Before tackling the API,
it's important to review the parsing order of the query expression.
Parsing of the query is dependent on the ranking of logical operators.
This means defining which operators take precedence over others. The
concept is also known from traditional math, where, for example,
multiplications take precedence over additions. It can also be said that
multiplications have a higher order than additions. An example of this
is the following:
a=3 +4*5 = 23
The result of a
is calculated by
adding 3 to the sum of 4 times 5. The result in this case is 23 because
the multiplication gets executed first.
A normal way of
representing the order of computation is to use parentheses. In the math
example, the formula would then be written as follows:
a=3+(4*5) = 23
Using this form of representation makes it easier to understand how a query is executed in the search engine.
Operator Order
Table 1
shows the order of the query operators in SP 2010. This is relevant
when constructing queries that contain multiple terms or property
restrictions. As always it is possible to overrule this priority using
parentheses to group certain sub-expressions.
Table 1. Logical operators in SharePoint 2010 search
Order |
Operator |
Description |
1 |
AND |
The logical AND statement dictates that
terms on both sides of this operator have to match the result for it to
be returned. It can also be used to group two separate blocks of
conditions using the (condition set 1) AND (condition set 2). |
|
+ |
This is the default operator if no other
is specified. A term preceded by this operator must match a result for
it to be returned. |
2 |
NOT |
This operator must succeed another term or
condition group. The term or condition group following this operator
must not be matched in the result if it is to be returned. This operator
is similar to using the “-” operator. |
|
- |
A term preceded by this operator must not match a result for the result to be returned. |
3 |
OR |
The logical OR statement works similarly
to the AND operator, except only one of the terms before or after the OR
has to match the result for it to be returned.

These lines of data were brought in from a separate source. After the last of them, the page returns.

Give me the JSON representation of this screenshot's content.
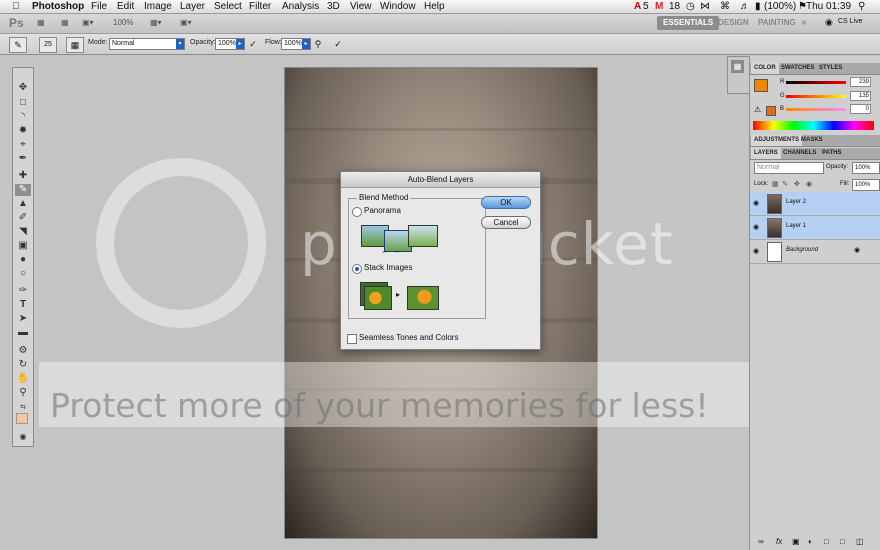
{
  "menubar": {
    "app": "Photoshop",
    "items": [
      "File",
      "Edit",
      "Image",
      "Layer",
      "Select",
      "Filter",
      "Analysis",
      "3D",
      "View",
      "Window",
      "Help"
    ],
    "status": {
      "adobe_count": "5",
      "mail_count": "18",
      "battery": "(100%)",
      "clock": "Thu 01:39"
    }
  },
  "appbar": {
    "logo": "Ps",
    "zoom": "100%",
    "workspaces": [
      "ESSENTIALS",
      "DESIGN",
      "PAINTING"
    ],
    "more": "»",
    "cslive": "CS Live"
  },
  "options": {
    "brush_size": "25",
    "mode_label": "Mode:",
    "mode_value": "Normal",
    "opacity_label": "Opacity:",
    "opacity_value": "100%",
    "flow_label": "Flow:",
    "flow_value": "100%"
  },
  "dialog": {
    "title": "Auto-Blend Layers",
    "group_title": "Blend Method",
    "option_panorama": "Panorama",
    "option_stack": "Stack Images",
    "selected": "stack",
    "seamless_label": "Seamless Tones and Colors",
    "seamless_checked": false,
    "ok": "OK",
    "cancel": "Cancel"
  },
  "color_panel": {
    "tabs": [
      "COLOR",
      "SWATCHES",
      "STYLES"
    ],
    "r": "239",
    "g": "135",
    "b": "0",
    "fg_color": "#ef8700"
  },
  "adjustments": {
    "tabs": [
      "ADJUSTMENTS",
      "MASKS"
    ]
  },
  "layers_panel": {
    "tabs": [
      "LAYERS",
      "CHANNELS",
      "PATHS"
    ],
    "blend": "Normal",
    "opacity_label": "Opacity:",
    "opacity": "100%",
    "lock_label": "Lock:",
    "fill_label": "Fill:",
    "fill": "100%",
    "layers": [
      {
        "name": "Layer 2",
        "selected": true
      },
      {
        "name": "Layer 1",
        "selected": true
      },
      {
        "name": "Background",
        "selected": false
      }
    ]
  },
  "watermark": {
    "logo": "photobucket",
    "tagline": "Protect more of your memories for less!"
  }
}
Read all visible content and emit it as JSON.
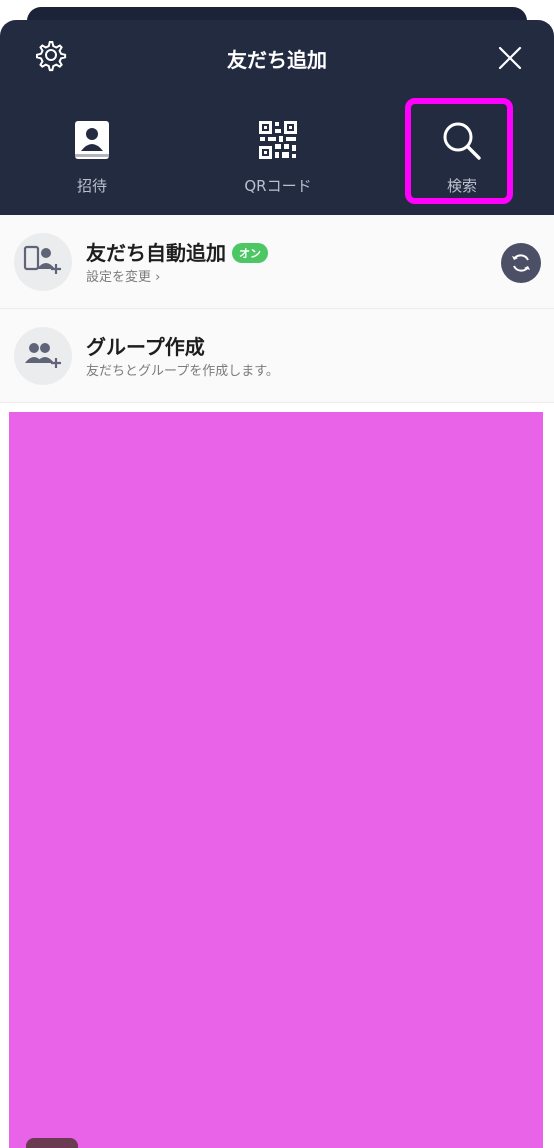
{
  "header": {
    "title": "友だち追加",
    "tabs": [
      {
        "label": "招待",
        "icon": "contacts-book-icon"
      },
      {
        "label": "QRコード",
        "icon": "qr-code-icon"
      },
      {
        "label": "検索",
        "icon": "search-icon"
      }
    ],
    "settings_icon": "gear-icon",
    "close_icon": "close-icon"
  },
  "rows": {
    "auto_add": {
      "title": "友だち自動追加",
      "badge": "オン",
      "sub": "設定を変更 ›",
      "icon": "phone-person-add-icon",
      "action_icon": "sync-icon"
    },
    "group": {
      "title": "グループ作成",
      "sub": "友だちとグループを作成します。",
      "icon": "group-add-icon"
    }
  },
  "colors": {
    "header_bg": "#232b41",
    "highlight": "#ff00ff",
    "badge": "#4cc764",
    "redaction": "#e963e9"
  }
}
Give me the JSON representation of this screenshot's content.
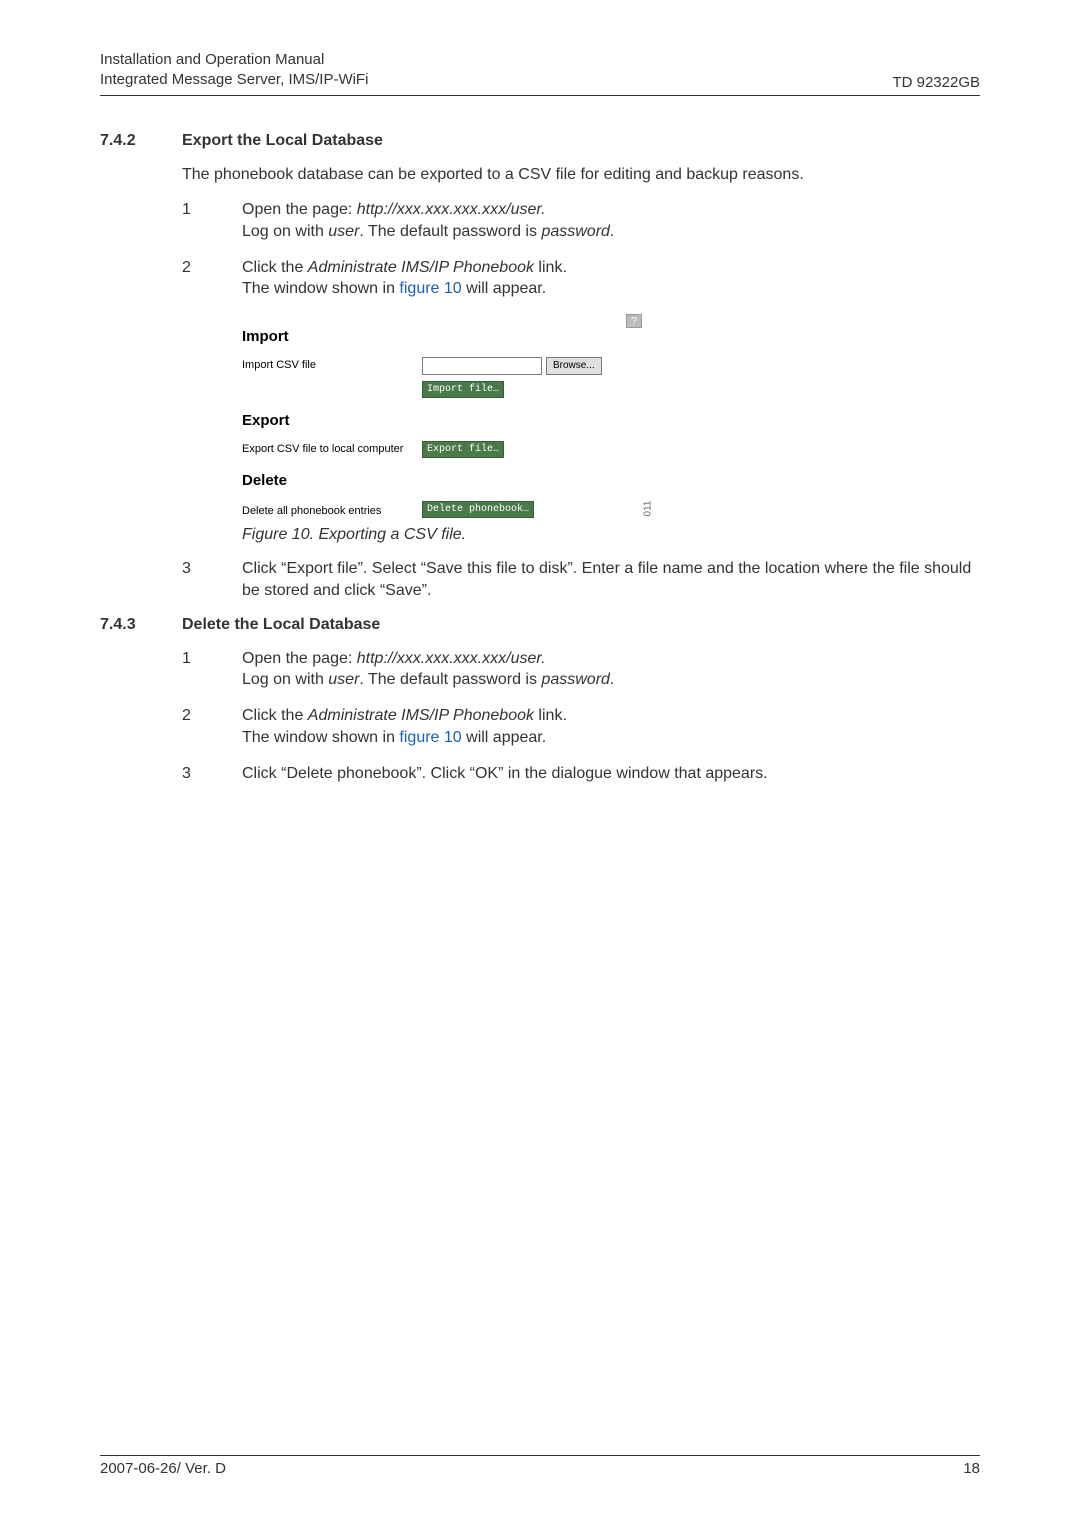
{
  "header": {
    "line1": "Installation and Operation Manual",
    "line2": "Integrated Message Server, IMS/IP-WiFi",
    "right": "TD 92322GB"
  },
  "section742": {
    "number": "7.4.2",
    "title": "Export the Local Database",
    "intro": "The phonebook database can be exported to a CSV file for editing and backup reasons.",
    "steps": [
      {
        "num": "1",
        "parts": {
          "p1": "Open the page: ",
          "url": "http://xxx.xxx.xxx.xxx/user.",
          "p2": "Log on with ",
          "user": "user",
          "p3": ". The default password is ",
          "pwd": "password",
          "p4": "."
        }
      },
      {
        "num": "2",
        "parts": {
          "p1": "Click the ",
          "link": "Administrate IMS/IP Phonebook",
          "p2": " link.",
          "p3": "The window shown in ",
          "figref": "figure 10",
          "p4": " will appear."
        }
      },
      {
        "num": "3",
        "text": "Click “Export file”. Select “Save this file to disk”. Enter a file name and the location where the file should be stored and click “Save”."
      }
    ]
  },
  "figure": {
    "import_heading": "Import",
    "qmark": "?",
    "import_label": "Import CSV file",
    "browse_btn": "Browse...",
    "import_btn": "Import file…",
    "export_heading": "Export",
    "export_label": "Export CSV file to local computer",
    "export_btn": "Export file…",
    "delete_heading": "Delete",
    "delete_label": "Delete all phonebook entries",
    "delete_btn": "Delete phonebook…",
    "side": "011",
    "caption": "Figure 10. Exporting a CSV file."
  },
  "section743": {
    "number": "7.4.3",
    "title": "Delete the Local Database",
    "steps": [
      {
        "num": "1",
        "parts": {
          "p1": "Open the page: ",
          "url": "http://xxx.xxx.xxx.xxx/user.",
          "p2": "Log on with ",
          "user": "user",
          "p3": ". The default password is ",
          "pwd": "password",
          "p4": "."
        }
      },
      {
        "num": "2",
        "parts": {
          "p1": "Click the ",
          "link": "Administrate IMS/IP Phonebook",
          "p2": " link.",
          "p3": "The window shown in ",
          "figref": "figure 10",
          "p4": " will appear."
        }
      },
      {
        "num": "3",
        "text": "Click “Delete phonebook”. Click “OK” in the dialogue window that appears."
      }
    ]
  },
  "footer": {
    "left": "2007-06-26/ Ver. D",
    "right": "18"
  }
}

It can also be used to
group two separate blocks of conditions using the (condition set 1) OR
(condition set 2). |
3 |
WORDS |
This is not a logical operator but rather a
function operator. It should be followed by a comma-separated list of
terms surrounded by parentheses. The WORDS operator acts as if there
were an implicit OR statement between each item in the list, with the
exception of how they rank.
When using the WORDS operator, the terms are
treated as synonyms, not individual terms. Ranking of the terms is
therefore equal to the total amount of occurrences of any term in the
list. If the list contains two terms, and the first is found two times
and the second is found three times, the synonym group would be ranked
as if five occurrences of the same term were found. |
4 |
NEAR |
Sometimes the relevancy of a search is dependent
on not only the terms but also how they appear in the text relative to
one another. The NEAR operator allows for queries where the terms have
to be close to each other. For logical reasons, this works with free
text expressions only. Therefore it cannot be used in a keyword query.
NEAR can be considered a more restrictive version of the AND operator. |
5 |
* |
The wildcard operator or asterisk
character (“*”) is used to enable prefix matching. It can process any
part of the beginning of a word. Even only one letter followed by the
wildcard operator works. It acts as [0…n] random characters, which means
it can also be put after the entire term and still match that term. |
For example, take the following user-submitted query:
sharepo* search or search near office
This would be evaluated as follows:
('sharepo*' AND 'search') OR '(search' near 'office)
In this example, it is assumed that keyword
inclusion is set to All Keywords, which means that there is an implicit
AND between keywords.
Using a Tree Structure to Understand the Query
A good way of understanding how a query behaves is to create a query tree, as shown in Figure 1.
This way, it is easier to physically view the individual components of
the query and evaluate the impact of the operator order. Especially if
parentheses are added to the query to manipulate the ordering, this is a
helpful way of analyzing the query. The following is an example of a
query and the corresponding query tree.
sharepo* search or search near office
Figure 1. Creating a query tree structure for understanding the search
If this is to be submitted as a FullTextSqlQuery
, the SQL would be as follows:
SELECT WorkId,Rank,Title,Author,ModifiedBy,Size,Path,Description,Created,Write,Filename,
SiteName,SiteTitle,CollapsingStatus,HitHighlightedSummary,HitHighlightedProperties,
ContentClass,IsDocument,ContentType,objectid,PictureURL,WorkEmail,CreatedBy,ContentSource,
FileExtension FROM SCOPE() WHERE (FREETEXT(defaultproperties,'software') AND CONTAINS
(' "sharepo*" AND search ') ) OR CONTAINS('search NEAR office') ORDER BY Rank DESC
Manipulate the Query with Parentheses
You can force a specific ranking of operators in
the parsing of the query by combining different parts of a keyword
query using parentheses. It is important that the parentheses are closed
correctly in such a way that every single left side “(” has an equivalent right side “)”.
Empty spaces next to the parenthesis do not influence the search
result, as they are stripped out by the search expression parser.
Understanding how query
parsing takes place and how the order can be modified is important when
working with the search API. In the following sections, various ways of
using the search API are presented. When creating full text queries or
querying through the search web service, the query is passed as clear
text. When creating SQL queries, the query is created from a number of
aggregated statements. Although this is different from providing one
complete query string, the same principle applies.